Da den meisten hier die 'Songs' wohl unbekannt sind, wird folgerichtig klar, dass da null Aufhebens drum gemacht wurde/wird seitens Verbänden /Polizei und Presse die bei diesen Begegnungen immer zahlreich präsent waren. Aber Hurensohn und die Fussballnation kommt zum Stillstand.
Zukünftig ist klar:
Entweder der DFB/DFL entschärft sein Vorgehen und die Kollektivstrafen und nimmt die nächsten Monate ein paar Hurensohn-Plakate locker aufs Kinn wie sonst Rassismus und Antisemitismus auch.
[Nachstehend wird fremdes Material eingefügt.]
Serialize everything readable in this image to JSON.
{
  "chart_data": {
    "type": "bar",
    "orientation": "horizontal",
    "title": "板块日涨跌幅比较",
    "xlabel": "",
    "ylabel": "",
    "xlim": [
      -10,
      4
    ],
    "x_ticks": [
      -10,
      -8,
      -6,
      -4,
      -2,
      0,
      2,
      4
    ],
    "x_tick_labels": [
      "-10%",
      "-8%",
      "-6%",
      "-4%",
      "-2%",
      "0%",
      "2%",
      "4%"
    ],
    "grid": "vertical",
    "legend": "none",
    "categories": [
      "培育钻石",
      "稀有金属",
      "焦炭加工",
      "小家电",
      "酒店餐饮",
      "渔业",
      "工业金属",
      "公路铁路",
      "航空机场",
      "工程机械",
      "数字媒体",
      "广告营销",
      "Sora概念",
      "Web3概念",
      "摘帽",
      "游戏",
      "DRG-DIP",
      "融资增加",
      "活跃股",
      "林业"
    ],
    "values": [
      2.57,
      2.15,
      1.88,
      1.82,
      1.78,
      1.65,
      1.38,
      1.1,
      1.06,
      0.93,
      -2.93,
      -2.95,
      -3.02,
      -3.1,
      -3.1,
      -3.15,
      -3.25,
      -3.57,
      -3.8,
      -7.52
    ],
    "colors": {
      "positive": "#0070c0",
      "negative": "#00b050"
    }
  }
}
Dann kann die sogenannte Fankultur voller Stadien bestehen bleiben, die wir Italien etc. voraus haben.
Oder er bleibt hart, dann wird der Spielbetrieb massiv eingeschränkt, denn keine Fanszene mit Funken Ehrgefühl wird jetzt einknicken. Spielabbruch deluxe.
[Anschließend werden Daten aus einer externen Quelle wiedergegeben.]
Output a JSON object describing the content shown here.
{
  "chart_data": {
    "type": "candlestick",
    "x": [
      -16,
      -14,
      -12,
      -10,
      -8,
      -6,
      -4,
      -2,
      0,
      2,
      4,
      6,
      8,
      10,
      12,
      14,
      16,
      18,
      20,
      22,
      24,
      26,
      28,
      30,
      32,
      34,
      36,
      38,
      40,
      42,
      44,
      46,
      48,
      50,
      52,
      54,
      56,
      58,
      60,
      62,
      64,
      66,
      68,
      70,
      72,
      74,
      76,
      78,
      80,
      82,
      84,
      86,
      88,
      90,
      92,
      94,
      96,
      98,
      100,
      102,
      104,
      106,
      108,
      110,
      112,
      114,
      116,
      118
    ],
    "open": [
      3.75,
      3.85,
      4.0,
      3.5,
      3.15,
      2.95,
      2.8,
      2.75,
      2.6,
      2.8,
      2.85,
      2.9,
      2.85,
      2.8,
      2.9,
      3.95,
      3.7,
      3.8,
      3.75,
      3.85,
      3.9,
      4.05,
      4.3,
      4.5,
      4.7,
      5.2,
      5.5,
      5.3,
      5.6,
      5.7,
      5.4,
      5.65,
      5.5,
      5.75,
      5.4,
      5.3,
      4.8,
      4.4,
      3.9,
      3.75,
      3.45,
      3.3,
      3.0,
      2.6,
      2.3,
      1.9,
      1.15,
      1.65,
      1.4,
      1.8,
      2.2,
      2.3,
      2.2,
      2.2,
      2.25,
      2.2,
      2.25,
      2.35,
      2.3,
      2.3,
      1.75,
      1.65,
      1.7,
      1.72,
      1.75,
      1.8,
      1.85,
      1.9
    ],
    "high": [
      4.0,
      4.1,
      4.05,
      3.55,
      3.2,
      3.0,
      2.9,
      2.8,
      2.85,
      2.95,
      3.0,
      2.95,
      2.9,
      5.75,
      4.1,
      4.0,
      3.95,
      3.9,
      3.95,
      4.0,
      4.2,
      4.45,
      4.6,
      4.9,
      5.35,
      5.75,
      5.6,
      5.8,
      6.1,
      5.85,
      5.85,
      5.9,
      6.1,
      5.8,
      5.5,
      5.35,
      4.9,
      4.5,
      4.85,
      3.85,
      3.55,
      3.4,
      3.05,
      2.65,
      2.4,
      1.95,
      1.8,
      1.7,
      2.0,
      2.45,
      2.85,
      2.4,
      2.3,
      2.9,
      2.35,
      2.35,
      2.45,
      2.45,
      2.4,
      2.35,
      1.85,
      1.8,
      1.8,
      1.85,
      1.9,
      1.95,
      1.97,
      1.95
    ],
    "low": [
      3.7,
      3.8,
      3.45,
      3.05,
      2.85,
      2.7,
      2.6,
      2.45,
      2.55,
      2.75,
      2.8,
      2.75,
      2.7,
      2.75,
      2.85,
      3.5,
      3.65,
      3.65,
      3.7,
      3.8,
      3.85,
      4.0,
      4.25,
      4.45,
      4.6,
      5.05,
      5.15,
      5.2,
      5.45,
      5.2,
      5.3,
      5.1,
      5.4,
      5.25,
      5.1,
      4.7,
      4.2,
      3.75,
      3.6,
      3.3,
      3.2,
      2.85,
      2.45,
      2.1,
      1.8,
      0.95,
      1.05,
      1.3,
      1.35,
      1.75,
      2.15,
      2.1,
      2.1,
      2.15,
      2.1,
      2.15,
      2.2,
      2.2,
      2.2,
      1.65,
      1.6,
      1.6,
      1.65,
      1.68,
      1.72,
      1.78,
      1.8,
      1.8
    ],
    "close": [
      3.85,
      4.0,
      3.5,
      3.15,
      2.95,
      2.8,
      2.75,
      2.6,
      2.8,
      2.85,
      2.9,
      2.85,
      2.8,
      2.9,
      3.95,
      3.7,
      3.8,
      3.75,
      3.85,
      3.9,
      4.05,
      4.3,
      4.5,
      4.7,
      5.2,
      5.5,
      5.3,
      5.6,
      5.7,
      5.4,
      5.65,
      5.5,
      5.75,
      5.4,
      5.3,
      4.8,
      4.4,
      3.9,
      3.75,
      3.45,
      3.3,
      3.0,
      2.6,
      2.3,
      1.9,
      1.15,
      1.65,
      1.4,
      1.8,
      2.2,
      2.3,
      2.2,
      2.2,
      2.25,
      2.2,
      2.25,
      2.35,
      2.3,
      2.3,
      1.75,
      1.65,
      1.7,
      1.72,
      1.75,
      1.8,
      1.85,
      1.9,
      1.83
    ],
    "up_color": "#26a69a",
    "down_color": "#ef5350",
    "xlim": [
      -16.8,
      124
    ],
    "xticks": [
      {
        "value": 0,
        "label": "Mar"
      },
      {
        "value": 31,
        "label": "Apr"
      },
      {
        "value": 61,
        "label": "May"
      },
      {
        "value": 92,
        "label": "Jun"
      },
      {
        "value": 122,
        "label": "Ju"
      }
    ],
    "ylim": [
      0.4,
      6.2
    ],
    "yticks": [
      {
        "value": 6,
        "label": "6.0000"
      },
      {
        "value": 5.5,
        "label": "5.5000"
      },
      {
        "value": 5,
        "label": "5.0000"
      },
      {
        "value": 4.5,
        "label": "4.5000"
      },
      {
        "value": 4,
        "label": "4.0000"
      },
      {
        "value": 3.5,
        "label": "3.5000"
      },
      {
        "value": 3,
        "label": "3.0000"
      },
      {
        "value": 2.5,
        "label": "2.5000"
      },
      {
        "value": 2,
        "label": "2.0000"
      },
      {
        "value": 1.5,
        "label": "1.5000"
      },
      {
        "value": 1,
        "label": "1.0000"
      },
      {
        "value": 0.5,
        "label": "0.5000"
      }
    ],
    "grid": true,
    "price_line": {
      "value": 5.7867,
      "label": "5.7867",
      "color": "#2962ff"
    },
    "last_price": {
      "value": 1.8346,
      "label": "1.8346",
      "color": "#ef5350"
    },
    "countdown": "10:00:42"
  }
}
Die Lösung für die Wiederherstellung des uneingeschränkten Spielbetriebs ist in dem Fall ganz klar auf Sicht (5-10 Jahre) das englische Modell: Das Auspreisen der Arbeiterklasse bzw. Normalbevölkerung (100 Euro Kurvenkarte) und das Treiben in die Pay-Tv Vermarktung derselben. Anders wird man kritische Fans nicht nachhaltig los im Stadion.
Als Ad-hoc Zwischenlösung würde dann wohl die italienische Lösung einer Art Tessera del Tifoso (hochpersonalisierte Fangenehmigung, die obligarisch vor und für Kartenerwerb ist) in Frage kommen. Das würde sofort zu Ultra-und aktive Fanszenen Boykotten führen, die dann erstmal ausm Stadion raus sind.
Dann kann man halt nichtmehr abwichsen auf die geile Stimmung aber hat keinen organisierten Protest mehr. Und Rassismus gibts natürlich für immer (siehe England u. Italien) aber der ist ja auch kein Problem für 60-80 Jährige Sportfunktionäre.
Ganz wertfrei.
Alle normativen Ansagen wie sich Fans zu verhalten haben laut TV-Zuschauern wird null in den Kurven bewirken. Oben skizziertes Szenario wird kommen, entweder die eine oder andere Richtung.
Und Fans von Hansa etc. macht bei solchen Konflikten ganz kurzen Prozess. Da geht dann garnix mehr.
Auf solche "Fans" kann Fußball Deutschland verzichten. Von solchen Fans, die meinen, sie können rassistische oder diskrimierende Parolen schmettern, sollte sich jeder Verein distanzieren. Wenn ich solche Parolen wie von dem User ShyneItsOk höre, gibt es keinen Drei-Stufen-Plan mehr. Da wäre beim Absingen das Spiel beendet. Ich finde die Linie des DFB richtig, teilweise noch zu lasch.